It’s still summer here but much like summer in the UK this can mean very little. One day it’s raining, the next day it’s thirty degrees. This week we’ve had a real mixed bag of days with the heating on one night and then sweltering the next. But it keeps things interesting.
Unfortunately, it’s not so good for getting hay cut and baled, as you need a good spell of dry, warm weather. We are trying to get a second cut of hay off our paddock that we had baled earlier in the summer so we are anxiously watching the weather forecasts at the moment. Being able to get some more hay cut will be the difference between having enough feed for our cows all winter and having to buy hay in. Once you start buying hay in, the whole lifestyle block thing gets more expensive. So we are keeping our fingers crossed.
Apart from that, everything in our veggie garden is coming ready for eating. This cuts down our grocery bill a bit but also reminds you how delicious homegrown, freshly picked stuff is compared to what you get in the supermarket. Right now we have stacks of lovely fresh peas, broad beans, courgettes, potatoes, lettuces, chard and beetroot.
And with all the plums and apricots ripening on our fruit trees, it’s a competition between us and the birds to get the fruit when it’s ready. It’s a competition that the dogs also like to enter. I’m always catching them out in the garden picking off the low hanging plums at the moment.
At this time of year the real kiwi domestic goddesses are busy preserving all this homegrown stuff for the lean winter months. But that’s not something I’ve really got into yet, it seems awfully time consuming. I’m sure I’ll regret this laziness when the winter is here and we’re back to buying overpriced second rate veg from the supermarket.
It’s a long weekend this week, as Monday is a national holiday for Waitangi Day. It’s a holiday to celebrate the signing of what is sometimes called New Zealand’s founding document – The Treaty of Waitangi. The treaty was signed in 1840 between Maori chiefs and the British Crown. It’s often referred to in New Zealand media and politics.

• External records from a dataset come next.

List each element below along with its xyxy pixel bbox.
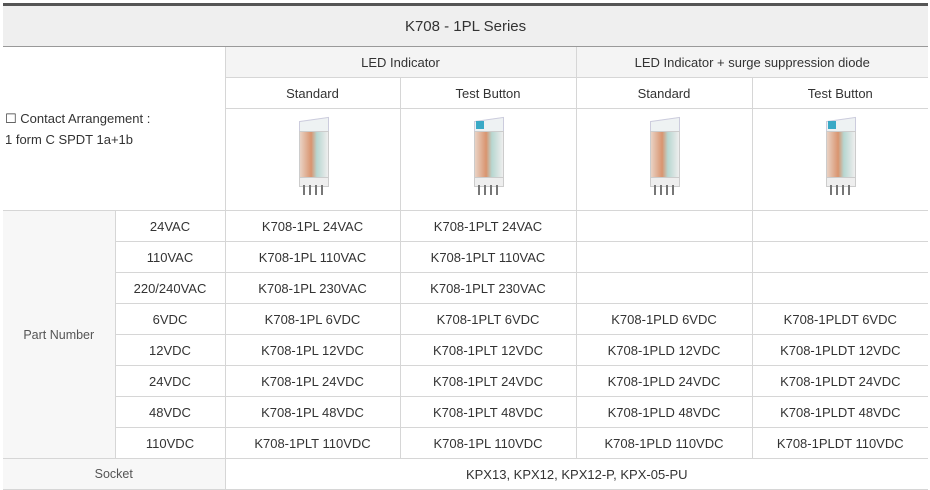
part-number-cell: K708-1PLT 6VDC xyxy=(399,303,577,335)
group-header-led-diode: LED Indicator + surge suppression diode xyxy=(575,46,929,78)
voltage-cell: 12VDC xyxy=(115,334,226,366)
group-header-led: LED Indicator xyxy=(224,46,577,78)
part-number-cell: K708-1PLD 6VDC xyxy=(575,303,753,335)
part-number-label: Part Number xyxy=(3,210,116,459)
part-number-cell: K708-1PL 24VDC xyxy=(224,365,401,397)
part-number-cell: K708-1PL 110VAC xyxy=(224,241,401,273)
subheader: Standard xyxy=(225,77,401,109)
part-number-cell xyxy=(751,272,929,304)
part-number-cell: K708-1PLDT 6VDC xyxy=(751,303,929,335)
socket-value: KPX13, KPX12, KPX12-P, KPX-05-PU xyxy=(224,458,929,490)
part-number-cell: K708-1PLT 110VDC xyxy=(224,427,401,459)
part-number-cell: K708-1PLDT 110VDC xyxy=(751,427,929,459)
relay-image-test-button xyxy=(399,108,577,211)
table-row: 24VDC K708-1PL 24VDC K708-1PLT 24VDC K708-1… xyxy=(3,365,929,397)
table-row: 110VAC K708-1PL 110VAC K708-1PLT 110VAC xyxy=(3,241,929,273)
part-number-cell xyxy=(575,210,753,242)
socket-label: Socket xyxy=(3,458,226,490)
relay-image-test-button xyxy=(751,108,929,211)
part-number-cell: K708-1PLDT 24VDC xyxy=(751,365,929,397)
voltage-cell: 6VDC xyxy=(115,303,226,335)
voltage-cell: 24VAC xyxy=(114,210,226,242)
part-number-cell xyxy=(751,210,929,242)
part-number-cell: K708-1PLD 48VDC xyxy=(575,396,753,428)
table-row: 110VDC K708-1PLT 110VDC K708-1PL 110VDC K70… xyxy=(3,427,929,459)
part-number-cell: K708-1PL 230VAC xyxy=(224,272,401,304)
subheader: Standard xyxy=(575,77,753,109)
table-row: 48VDC K708-1PL 48VDC K708-1PLT 48VDC K708-1… xyxy=(3,396,929,428)
voltage-cell: 110VAC xyxy=(115,241,226,273)
part-number-cell: K708-1PL 6VDC xyxy=(224,303,401,335)
contact-arrangement: ☐ Contact Arrangement : 1 form C SPDT 1a+… xyxy=(3,46,226,211)
contact-value: 1 form C SPDT 1a+1b xyxy=(5,131,134,147)
part-number-cell: K708-1PLD 24VDC xyxy=(575,365,753,397)
product-table: K708 - 1PL Series ☐ Contact Arrangement … xyxy=(3,3,929,490)
part-number-cell: K708-1PL 110VDC xyxy=(399,427,577,459)
part-number-cell: K708-1PLD 110VDC xyxy=(575,427,753,459)
part-number-cell: K708-1PLT 230VAC xyxy=(399,272,577,304)
voltage-cell: 110VDC xyxy=(115,427,226,459)
part-number-cell: K708-1PLDT 48VDC xyxy=(751,396,929,428)
voltage-cell: 24VDC xyxy=(115,365,226,397)
table-row: 6VDC K708-1PL 6VDC K708-1PLT 6VDC K708-1PLD… xyxy=(3,303,929,335)
part-number-cell: K708-1PLT 12VDC xyxy=(399,334,577,366)
part-number-cell xyxy=(575,272,753,304)
subheader: Test Button xyxy=(751,77,929,109)
part-number-cell: K708-1PLT 24VAC xyxy=(399,210,577,242)
relay-image-standard xyxy=(575,108,753,211)
part-number-cell: K708-1PL 24VAC xyxy=(224,210,401,242)
table-title: K708 - 1PL Series xyxy=(3,4,929,47)
table-row: 12VDC K708-1PL 12VDC K708-1PLT 12VDC K708-1… xyxy=(3,334,929,366)
subheader: Test Button xyxy=(399,77,577,109)
voltage-cell: 220/240VAC xyxy=(115,272,226,304)
part-number-cell xyxy=(751,241,929,273)
part-number-cell: K708-1PL 48VDC xyxy=(224,396,401,428)
part-number-cell xyxy=(575,241,753,273)
part-number-cell: K708-1PLT 24VDC xyxy=(399,365,577,397)
part-number-cell: K708-1PLT 110VAC xyxy=(399,241,577,273)
table-row: 220/240VAC K708-1PL 230VAC K708-1PLT 230VA… xyxy=(3,272,929,304)
part-number-cell: K708-1PLDT 12VDC xyxy=(751,334,929,366)
table-row: Part Number 24VAC K708-1PL 24VAC K708-1PLT … xyxy=(3,210,929,459)
part-number-cell: K708-1PL 12VDC xyxy=(224,334,401,366)
part-number-cell: K708-1PLD 12VDC xyxy=(575,334,753,366)
relay-image-standard xyxy=(225,108,401,211)
voltage-cell: 48VDC xyxy=(115,396,226,428)
contact-label: ☐ Contact Arrangement : xyxy=(5,110,151,126)
part-number-cell: K708-1PLT 48VDC xyxy=(399,396,577,428)
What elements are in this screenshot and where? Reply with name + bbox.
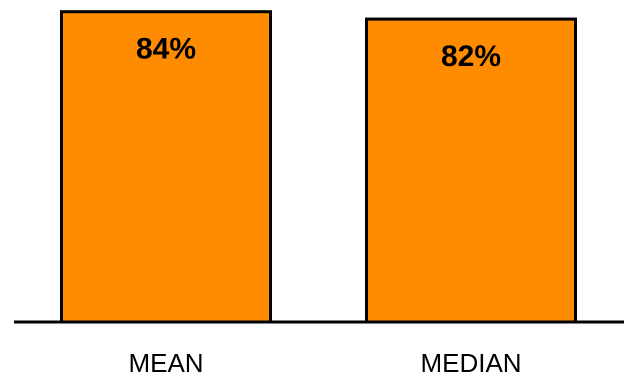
category-labels-group: MEAN MEDIAN bbox=[128, 348, 521, 378]
category-label-median: MEDIAN bbox=[420, 348, 521, 378]
category-label-mean: MEAN bbox=[128, 348, 203, 378]
bar-median bbox=[365, 17, 577, 324]
bars-group bbox=[60, 10, 577, 324]
value-label-median: 82% bbox=[441, 40, 501, 73]
bar-mean bbox=[60, 10, 272, 324]
value-labels-group: 84% 82% bbox=[136, 33, 501, 73]
value-label-mean: 84% bbox=[136, 33, 196, 66]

Waitangi Day is treated as a holiday by most people and they head off to the beach or attend some of the official celebration events. However, it’s also a time in which the debate about the relevance of the treaty to Maori rights today comes to the fore. This is a topic that provokes passionate debate in New Zealand and one that I feel most foreign expats are unqualified to comment on. I’ll just be enjoying the day off.